Vuelvo a lo anterior para marcar una gran diferencia. Llevo mucho tiempo hablando de la irregularidad de lo que ocurre en el Centro Cultural Helénico, cuyos espacios escénicos son rentados por Conaculta a un Instituto cuyos frutos no se conocen, pero que es dueño de los edificios de todo el centro con motivo de una donación que en su tiempo les hizo José López Portillo de lo que era un bien –por embargado pertenecía a la Secretaría de Hacienda– de la nación. La historia es larga y corto el espacio, por lo que me limitaré a volver a insistir en el sueño guajiro de que se deberían embargar y al, al parecer bastante mediocre, instituto convertirlo en otra cosa que tenga calidad y sea útil para los gremios artísticos sin afán de lucro. De nuevo pierdo el tiempo, lo sé pero no puedo remediarlo a la espera del gran reportaje que llame la atención y subsane el entuerto.

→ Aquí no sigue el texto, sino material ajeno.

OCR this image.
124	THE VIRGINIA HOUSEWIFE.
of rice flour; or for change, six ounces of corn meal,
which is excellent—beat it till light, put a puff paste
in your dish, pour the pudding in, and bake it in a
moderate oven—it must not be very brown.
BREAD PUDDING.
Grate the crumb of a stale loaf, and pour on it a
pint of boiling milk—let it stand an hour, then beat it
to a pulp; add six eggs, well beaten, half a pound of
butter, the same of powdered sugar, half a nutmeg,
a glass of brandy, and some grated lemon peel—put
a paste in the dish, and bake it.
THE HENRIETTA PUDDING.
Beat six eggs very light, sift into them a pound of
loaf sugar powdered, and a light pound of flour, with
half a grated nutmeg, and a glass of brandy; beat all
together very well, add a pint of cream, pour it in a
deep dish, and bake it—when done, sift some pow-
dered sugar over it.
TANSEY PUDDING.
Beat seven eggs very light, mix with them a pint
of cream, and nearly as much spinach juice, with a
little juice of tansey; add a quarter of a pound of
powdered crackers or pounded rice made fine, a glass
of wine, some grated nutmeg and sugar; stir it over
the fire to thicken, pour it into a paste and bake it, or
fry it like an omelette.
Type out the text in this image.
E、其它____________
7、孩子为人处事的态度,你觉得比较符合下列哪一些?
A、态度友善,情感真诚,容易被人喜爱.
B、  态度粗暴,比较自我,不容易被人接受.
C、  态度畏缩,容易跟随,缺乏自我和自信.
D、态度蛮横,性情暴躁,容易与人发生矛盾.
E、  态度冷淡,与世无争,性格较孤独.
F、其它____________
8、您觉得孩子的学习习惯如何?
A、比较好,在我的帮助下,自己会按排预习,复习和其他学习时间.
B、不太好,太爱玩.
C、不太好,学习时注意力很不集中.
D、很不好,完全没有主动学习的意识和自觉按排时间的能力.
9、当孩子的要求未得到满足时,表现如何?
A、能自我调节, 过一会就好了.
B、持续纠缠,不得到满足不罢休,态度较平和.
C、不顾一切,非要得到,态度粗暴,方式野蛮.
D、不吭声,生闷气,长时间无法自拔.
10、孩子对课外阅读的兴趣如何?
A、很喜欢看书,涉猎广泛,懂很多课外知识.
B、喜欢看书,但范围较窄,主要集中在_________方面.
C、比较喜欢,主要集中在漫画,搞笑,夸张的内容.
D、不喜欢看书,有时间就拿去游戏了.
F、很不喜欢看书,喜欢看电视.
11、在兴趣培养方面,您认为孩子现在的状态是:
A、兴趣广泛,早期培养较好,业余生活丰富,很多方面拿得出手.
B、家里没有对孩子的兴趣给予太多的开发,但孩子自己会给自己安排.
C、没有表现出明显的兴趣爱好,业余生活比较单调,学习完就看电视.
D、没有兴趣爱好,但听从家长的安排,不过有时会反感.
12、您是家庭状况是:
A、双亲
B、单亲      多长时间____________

Otra pregunta de mi joven conocida fue acerca de la manera en que los críticos encaramos nuestros artículos, por lo que contesto con argumentos que muchos hemos venido repitiendo. Creo que todos tenemos o debemos tener, un código deontológico que nos impida traspasar ciertos límites. Si no es posible la objetividad, ya que muchos pensamos que no existe porque estamos marcados por nuestras vivencias, género, edad e ideología, hemos de tener imparcialidad dentro de lo posible. Cada vez nos atacan menos los teatristas insatisfechos, aunque algunos lo hacen de manera solapada y por Internet; en este caso no propiciamos críticas negativas: si el ataque es de alguien que no se respeta, simplemente se ignora y en todo caso no se vuelve a ver el trabajo de ese teatrista y si es de un creador apreciable se valora la siguiente escenificación y si se llega a una opinión favorable se pone por escrito. No es tan difícil hablar bien de un talento impertinente, lo es más ver negativamente una escenificación de algún teatrista a quien se estima y respeta. No hemos de lanzar datos que nos vienen a la mente si no los confirmamos porque nada es peor que una equivocación en un artículo de crítica (y en caso de equivocación, que yo las cometo y muchas, la honestidad debe llevarnos a una disculpa pública). Cada uno de nosotros tiene un método para su escritura y no es de extrañar tampoco si tenemos diferencias de criterio respecto a un montaje, que cada uno ve las cosas desde su perspectiva. Y, por último, escribir con un lenguaje claro y sin muchas citas, que el periodismo no es la academia.